Now he's trying, trying, trying to explain that he knew Mr. Incredible didn't have the guts to squish a bug, let alone the cute little blonde who's been fawning and flattering and flirting with him for, like, weeks, but damn it, she won't hold still for a second and let him. Just swats him off and pouts like a bratty little kid when he tries to tell her that he'd never leave her where he thought there was actual danger, because never mind emotional attachment, the sex is way too good to just throw away like nothing.

(Figures that she's so damn good at reading him most of the time, but just as soon as it really matters, no, I'm not like a goddamn mind-reader the rest of the time, I didn't know you have a plan, I haven't trusted you to save my ass dozens of times before, what are you talking about?)

And you'd think, from the way she was looking at him like the biggest jerk on the planet, bet your own life next time, valuing someone else's life isn't weakness, you asshole – something like that – that he was in full-on sleeping-on-the-couch mode for the next decade.

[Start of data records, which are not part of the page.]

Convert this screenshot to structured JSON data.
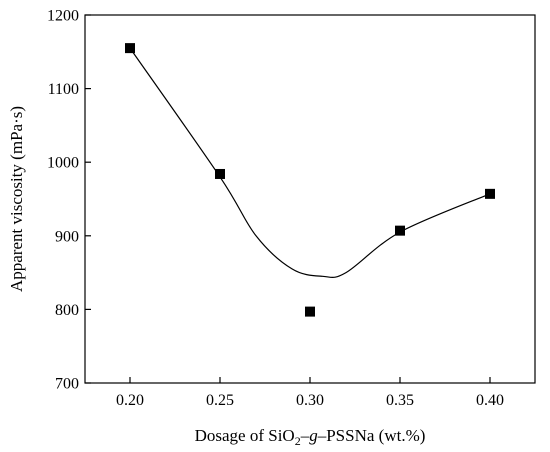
{
  "chart_data": {
    "type": "scatter",
    "title": "",
    "xlabel_parts": [
      "Dosage of SiO",
      "2",
      "–",
      "g",
      "–PSSNa (wt.%)"
    ],
    "ylabel": "Apparent viscosity (mPa·s)",
    "xlim": [
      0.175,
      0.425
    ],
    "ylim": [
      700,
      1200
    ],
    "x_ticks": [
      "0.20",
      "0.25",
      "0.30",
      "0.35",
      "0.40"
    ],
    "y_ticks": [
      "700",
      "800",
      "900",
      "1000",
      "1100",
      "1200"
    ],
    "grid": false,
    "legend": "none",
    "marker": "square",
    "color": "#000000",
    "series": [
      {
        "x": [
          0.2,
          0.25,
          0.3,
          0.35,
          0.4
        ],
        "y": [
          1155,
          984,
          797,
          907,
          957
        ]
      }
    ],
    "fit_curve": {
      "style": "smooth line",
      "x": [
        0.2,
        0.25,
        0.27,
        0.29,
        0.307,
        0.32,
        0.35,
        0.4
      ],
      "y": [
        1155,
        980,
        900,
        855,
        845,
        850,
        905,
        957
      ]
    }
  }
}
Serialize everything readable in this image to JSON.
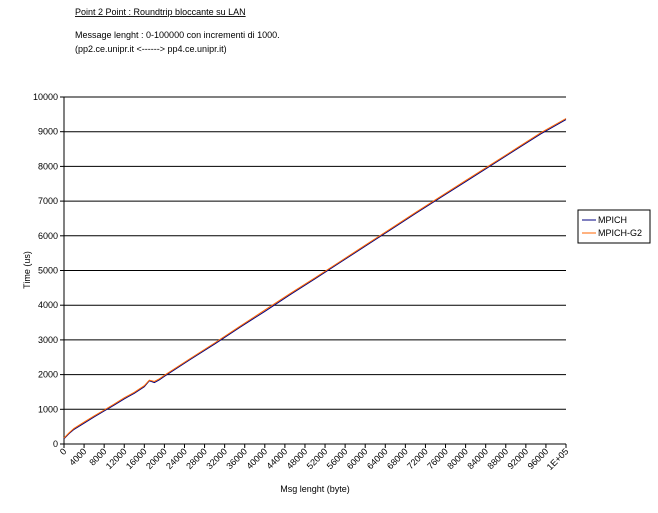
{
  "chart_data": {
    "type": "line",
    "title": "Point 2 Point  :  Roundtrip bloccante su LAN",
    "subtitle": "Message lenght : 0-100000 con incrementi di 1000.",
    "annotation": "(pp2.ce.unipr.it   <------>  pp4.ce.unipr.it)",
    "x_label": "Msg lenght (byte)",
    "y_label": "Time (us)",
    "x": [
      0,
      1000,
      2000,
      4000,
      6000,
      8000,
      10000,
      12000,
      14000,
      16000,
      17000,
      18000,
      19000,
      20000,
      25000,
      30000,
      35000,
      40000,
      45000,
      50000,
      55000,
      60000,
      65000,
      70000,
      75000,
      80000,
      85000,
      90000,
      95000,
      100000
    ],
    "series": [
      {
        "name": "MPICH",
        "color": "#000080",
        "values": [
          150,
          300,
          420,
          600,
          780,
          950,
          1120,
          1300,
          1460,
          1650,
          1820,
          1770,
          1850,
          1950,
          2420,
          2880,
          3360,
          3820,
          4300,
          4760,
          5230,
          5700,
          6170,
          6640,
          7100,
          7560,
          8020,
          8480,
          8940,
          9350
        ]
      },
      {
        "name": "MPICH-G2",
        "color": "#ff6600",
        "values": [
          170,
          320,
          450,
          630,
          810,
          980,
          1150,
          1330,
          1490,
          1680,
          1840,
          1800,
          1880,
          1980,
          2450,
          2910,
          3390,
          3860,
          4330,
          4790,
          5260,
          5730,
          6200,
          6670,
          7130,
          7590,
          8050,
          8510,
          8970,
          9380
        ]
      }
    ],
    "xlim": [
      0,
      100000
    ],
    "xticks": [
      0,
      4000,
      8000,
      12000,
      16000,
      20000,
      24000,
      28000,
      32000,
      36000,
      40000,
      44000,
      48000,
      52000,
      56000,
      60000,
      64000,
      68000,
      72000,
      76000,
      80000,
      84000,
      88000,
      92000,
      96000,
      {
        "value": 100000,
        "label": "1E+05"
      }
    ],
    "ylim": [
      0,
      10000
    ],
    "yticks": [
      0,
      1000,
      2000,
      3000,
      4000,
      5000,
      6000,
      7000,
      8000,
      9000,
      10000
    ],
    "grid": true,
    "legend": "right"
  }
}
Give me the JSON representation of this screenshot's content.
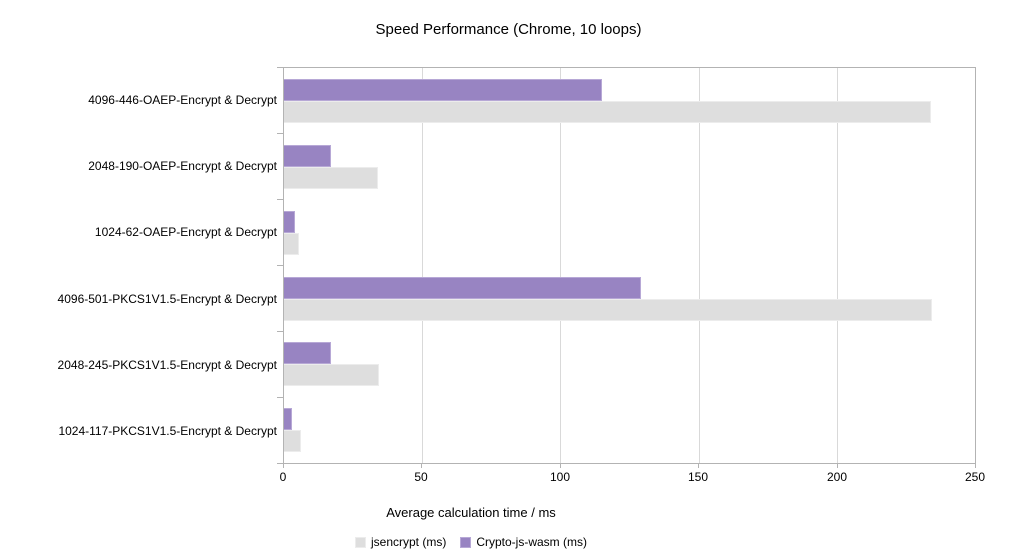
{
  "chart_data": {
    "type": "bar",
    "orientation": "horizontal",
    "title": "Speed Performance (Chrome, 10 loops)",
    "xlabel": "Average calculation time / ms",
    "ylabel": "",
    "xlim": [
      0,
      250
    ],
    "xticks": [
      0,
      50,
      100,
      150,
      200,
      250
    ],
    "grid": true,
    "legend_position": "bottom",
    "categories": [
      "4096-446-OAEP-Encrypt & Decrypt",
      "2048-190-OAEP-Encrypt & Decrypt",
      "1024-62-OAEP-Encrypt & Decrypt",
      "4096-501-PKCS1V1.5-Encrypt & Decrypt",
      "2048-245-PKCS1V1.5-Encrypt & Decrypt",
      "1024-117-PKCS1V1.5-Encrypt & Decrypt"
    ],
    "series": [
      {
        "name": "jsencrypt (ms)",
        "key": "jsencrypt",
        "color": "#dedede",
        "border_color": "#ececec",
        "values": [
          234,
          34,
          5.5,
          234.5,
          34.5,
          6
        ]
      },
      {
        "name": "Crypto-js-wasm (ms)",
        "key": "crypto-js-wasm",
        "color": "#9884c2",
        "border_color": "#b7a8d6",
        "values": [
          115,
          17,
          3.9,
          129,
          17,
          3
        ]
      }
    ],
    "axis_color": "#b3b3b3",
    "gridline_color": "#d9d9d9",
    "text_color": "#000000"
  }
}
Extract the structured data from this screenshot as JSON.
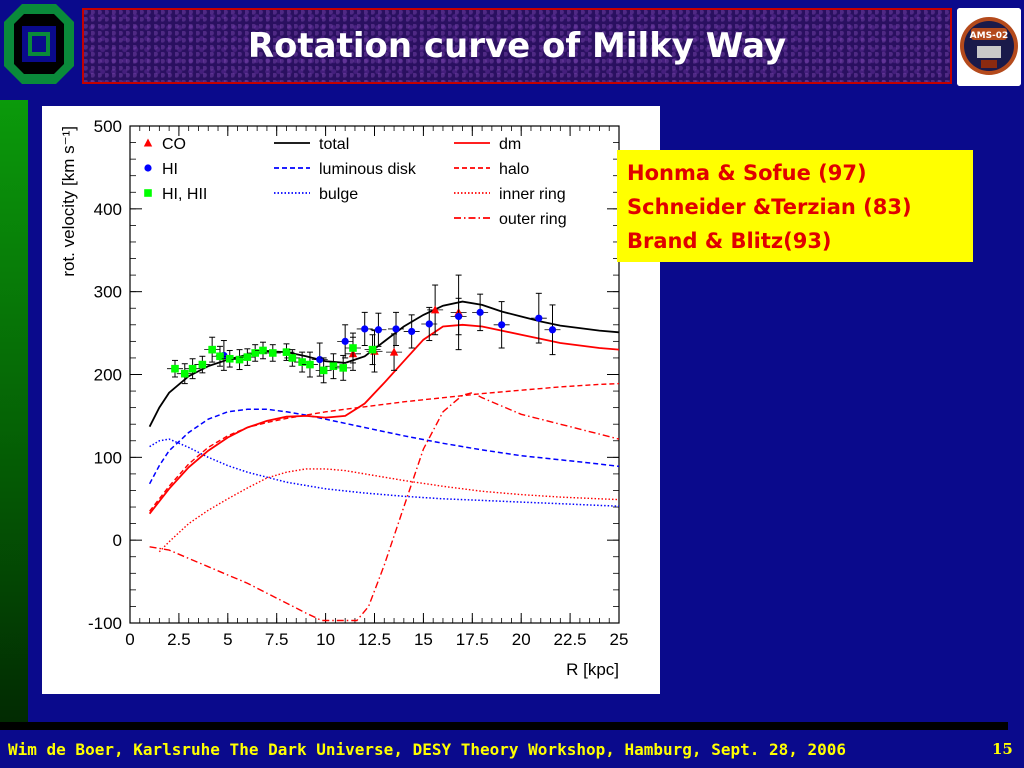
{
  "slide": {
    "title": "Rotation curve of Milky Way",
    "footer": "Wim de Boer, Karlsruhe The Dark Universe, DESY Theory Workshop, Hamburg, Sept. 28, 2006",
    "page_number": "15",
    "logo_text": "AMS-02"
  },
  "references": [
    "Honma & Sofue (97)",
    "Schneider &Terzian (83)",
    "Brand & Blitz(93)"
  ],
  "colors": {
    "background": "#0a0a8c",
    "refs_bg": "#ffff00",
    "refs_text": "#e00000",
    "footer_text": "#ffff00"
  },
  "chart_data": {
    "type": "line",
    "title": "",
    "xlabel": "R [kpc]",
    "ylabel": "rot. velocity [km s⁻¹]",
    "xlim": [
      0,
      25
    ],
    "ylim": [
      -100,
      500
    ],
    "xticks": [
      "0",
      "2.5",
      "5",
      "7.5",
      "10",
      "12.5",
      "15",
      "17.5",
      "20",
      "22.5",
      "25"
    ],
    "yticks": [
      "-100",
      "0",
      "100",
      "200",
      "300",
      "400",
      "500"
    ],
    "grid": false,
    "legend": [
      {
        "label": "CO",
        "kind": "marker",
        "color": "#ff0000",
        "marker": "triangle"
      },
      {
        "label": "HI",
        "kind": "marker",
        "color": "#0000ff",
        "marker": "circle"
      },
      {
        "label": "HI, HII",
        "kind": "marker",
        "color": "#00ff00",
        "marker": "square"
      },
      {
        "label": "total",
        "kind": "line",
        "color": "#000000",
        "dash": "solid"
      },
      {
        "label": "luminous disk",
        "kind": "line",
        "color": "#0000ff",
        "dash": "dashed"
      },
      {
        "label": "bulge",
        "kind": "line",
        "color": "#0000ff",
        "dash": "dotted"
      },
      {
        "label": "dm",
        "kind": "line",
        "color": "#ff0000",
        "dash": "solid"
      },
      {
        "label": "halo",
        "kind": "line",
        "color": "#ff0000",
        "dash": "dashed"
      },
      {
        "label": "inner ring",
        "kind": "line",
        "color": "#ff0000",
        "dash": "dotted"
      },
      {
        "label": "outer ring",
        "kind": "line",
        "color": "#ff0000",
        "dash": "dashdot"
      }
    ],
    "curves": [
      {
        "name": "total",
        "color": "#000000",
        "dash": "solid",
        "width": 1.8,
        "points": [
          [
            1,
            137
          ],
          [
            1.5,
            160
          ],
          [
            2,
            178
          ],
          [
            3,
            198
          ],
          [
            4,
            210
          ],
          [
            5,
            218
          ],
          [
            6,
            224
          ],
          [
            7,
            228
          ],
          [
            8,
            227
          ],
          [
            9,
            222
          ],
          [
            10,
            216
          ],
          [
            11,
            214
          ],
          [
            12,
            222
          ],
          [
            13,
            240
          ],
          [
            14,
            258
          ],
          [
            15,
            272
          ],
          [
            16,
            283
          ],
          [
            17,
            288
          ],
          [
            18,
            284
          ],
          [
            19,
            276
          ],
          [
            20,
            270
          ],
          [
            21,
            264
          ],
          [
            22,
            259
          ],
          [
            23,
            256
          ],
          [
            24,
            253
          ],
          [
            25,
            251
          ]
        ]
      },
      {
        "name": "luminous disk",
        "color": "#0000ff",
        "dash": "dashed",
        "width": 1.5,
        "points": [
          [
            1,
            68
          ],
          [
            1.5,
            90
          ],
          [
            2,
            108
          ],
          [
            3,
            130
          ],
          [
            4,
            146
          ],
          [
            5,
            155
          ],
          [
            6,
            158
          ],
          [
            7,
            158
          ],
          [
            8,
            155
          ],
          [
            9,
            151
          ],
          [
            10,
            146
          ],
          [
            12,
            136
          ],
          [
            14,
            126
          ],
          [
            16,
            117
          ],
          [
            18,
            109
          ],
          [
            20,
            102
          ],
          [
            22,
            97
          ],
          [
            24,
            92
          ],
          [
            25,
            89
          ]
        ]
      },
      {
        "name": "bulge",
        "color": "#0000ff",
        "dash": "dotted",
        "width": 1.5,
        "points": [
          [
            1,
            113
          ],
          [
            1.5,
            120
          ],
          [
            2,
            122
          ],
          [
            3,
            112
          ],
          [
            4,
            100
          ],
          [
            5,
            90
          ],
          [
            6,
            82
          ],
          [
            7,
            76
          ],
          [
            8,
            70
          ],
          [
            9,
            66
          ],
          [
            10,
            62
          ],
          [
            12,
            57
          ],
          [
            14,
            53
          ],
          [
            16,
            50
          ],
          [
            18,
            48
          ],
          [
            20,
            46
          ],
          [
            22,
            44
          ],
          [
            24,
            42
          ],
          [
            25,
            41
          ]
        ]
      },
      {
        "name": "dm",
        "color": "#ff0000",
        "dash": "solid",
        "width": 1.8,
        "points": [
          [
            1,
            32
          ],
          [
            2,
            62
          ],
          [
            3,
            88
          ],
          [
            4,
            108
          ],
          [
            5,
            124
          ],
          [
            6,
            136
          ],
          [
            7,
            144
          ],
          [
            8,
            149
          ],
          [
            9,
            150
          ],
          [
            10,
            148
          ],
          [
            11,
            150
          ],
          [
            12,
            165
          ],
          [
            13,
            190
          ],
          [
            14,
            216
          ],
          [
            15,
            242
          ],
          [
            16,
            258
          ],
          [
            17,
            260
          ],
          [
            18,
            258
          ],
          [
            19,
            253
          ],
          [
            20,
            248
          ],
          [
            21,
            243
          ],
          [
            22,
            238
          ],
          [
            23,
            235
          ],
          [
            24,
            232
          ],
          [
            25,
            230
          ]
        ]
      },
      {
        "name": "halo",
        "color": "#ff0000",
        "dash": "dashed",
        "width": 1.4,
        "points": [
          [
            1,
            35
          ],
          [
            2,
            65
          ],
          [
            3,
            92
          ],
          [
            4,
            112
          ],
          [
            5,
            126
          ],
          [
            6,
            136
          ],
          [
            7,
            142
          ],
          [
            8,
            147
          ],
          [
            9,
            151
          ],
          [
            10,
            155
          ],
          [
            12,
            161
          ],
          [
            14,
            167
          ],
          [
            16,
            172
          ],
          [
            18,
            177
          ],
          [
            20,
            181
          ],
          [
            22,
            185
          ],
          [
            24,
            188
          ],
          [
            25,
            189
          ]
        ]
      },
      {
        "name": "inner ring",
        "color": "#ff0000",
        "dash": "dotted",
        "width": 1.4,
        "points": [
          [
            1.5,
            -14
          ],
          [
            2,
            -2
          ],
          [
            3,
            20
          ],
          [
            4,
            36
          ],
          [
            5,
            50
          ],
          [
            6,
            63
          ],
          [
            7,
            75
          ],
          [
            8,
            82
          ],
          [
            9,
            86
          ],
          [
            10,
            86
          ],
          [
            11,
            84
          ],
          [
            12,
            80
          ],
          [
            14,
            72
          ],
          [
            16,
            65
          ],
          [
            18,
            59
          ],
          [
            20,
            55
          ],
          [
            22,
            52
          ],
          [
            24,
            50
          ],
          [
            25,
            49
          ]
        ]
      },
      {
        "name": "outer ring",
        "color": "#ff0000",
        "dash": "dashdot",
        "width": 1.4,
        "points": [
          [
            1,
            -8
          ],
          [
            2,
            -12
          ],
          [
            3,
            -22
          ],
          [
            4,
            -32
          ],
          [
            5,
            -42
          ],
          [
            6,
            -52
          ],
          [
            7,
            -64
          ],
          [
            8,
            -76
          ],
          [
            9,
            -88
          ],
          [
            9.8,
            -97
          ],
          [
            11.6,
            -97
          ],
          [
            12.2,
            -80
          ],
          [
            13,
            -30
          ],
          [
            14,
            40
          ],
          [
            15,
            110
          ],
          [
            16,
            155
          ],
          [
            17,
            175
          ],
          [
            17.5,
            178
          ],
          [
            18,
            172
          ],
          [
            19,
            162
          ],
          [
            20,
            152
          ],
          [
            22,
            140
          ],
          [
            24,
            128
          ],
          [
            25,
            122
          ]
        ]
      }
    ],
    "series": [
      {
        "name": "CO",
        "marker": "triangle",
        "color": "#ff0000",
        "points": [
          [
            11.4,
            225,
            20
          ],
          [
            12.5,
            228,
            25
          ],
          [
            13.5,
            227,
            22
          ],
          [
            15.6,
            278,
            30
          ],
          [
            16.8,
            275,
            45
          ]
        ]
      },
      {
        "name": "HI",
        "marker": "circle",
        "color": "#0000ff",
        "points": [
          [
            4.8,
            223,
            18
          ],
          [
            9.7,
            218,
            20
          ],
          [
            11.0,
            240,
            20
          ],
          [
            12.0,
            255,
            20
          ],
          [
            12.7,
            254,
            20
          ],
          [
            13.6,
            255,
            20
          ],
          [
            14.4,
            252,
            20
          ],
          [
            15.3,
            261,
            20
          ],
          [
            16.8,
            270,
            22
          ],
          [
            17.9,
            275,
            22
          ],
          [
            19.0,
            260,
            28
          ],
          [
            20.9,
            268,
            30
          ],
          [
            21.6,
            254,
            30
          ]
        ]
      },
      {
        "name": "HI, HII",
        "marker": "square",
        "color": "#00ff00",
        "points": [
          [
            2.3,
            207,
            10
          ],
          [
            2.8,
            201,
            12
          ],
          [
            3.2,
            207,
            12
          ],
          [
            3.7,
            212,
            10
          ],
          [
            4.2,
            230,
            15
          ],
          [
            4.6,
            222,
            12
          ],
          [
            5.1,
            219,
            10
          ],
          [
            5.6,
            218,
            12
          ],
          [
            6.0,
            221,
            10
          ],
          [
            6.4,
            226,
            10
          ],
          [
            6.8,
            229,
            10
          ],
          [
            7.3,
            226,
            10
          ],
          [
            8.0,
            227,
            10
          ],
          [
            8.3,
            220,
            10
          ],
          [
            8.8,
            215,
            12
          ],
          [
            9.2,
            212,
            15
          ],
          [
            9.9,
            205,
            15
          ],
          [
            10.4,
            210,
            15
          ],
          [
            10.9,
            208,
            15
          ],
          [
            11.4,
            232,
            18
          ],
          [
            12.4,
            230,
            18
          ]
        ]
      }
    ]
  }
}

But just before he could climb into the plane and get going, this gray and tan and silverblonde streak came shooting through the huge domed concrete docking building at him, caught him in this bone-crunching hug, and gave him this long, desperate, might-never-see-you-again pornstar kiss until all the guys whooped and catcalled and he had to smash one of their heads against a wall to make his point.

She sure knows how to raise a guy's…uh, spirits, but damned if he'll ever understand what's going on in her pretty little head.

If you don't come back safely, I'll kill you. What the hell was that supposed to mean?

Women. Now he remembers why he stuck to dating sims and videos.

Until she kisses him again.

Then it's kind of hard to think at all.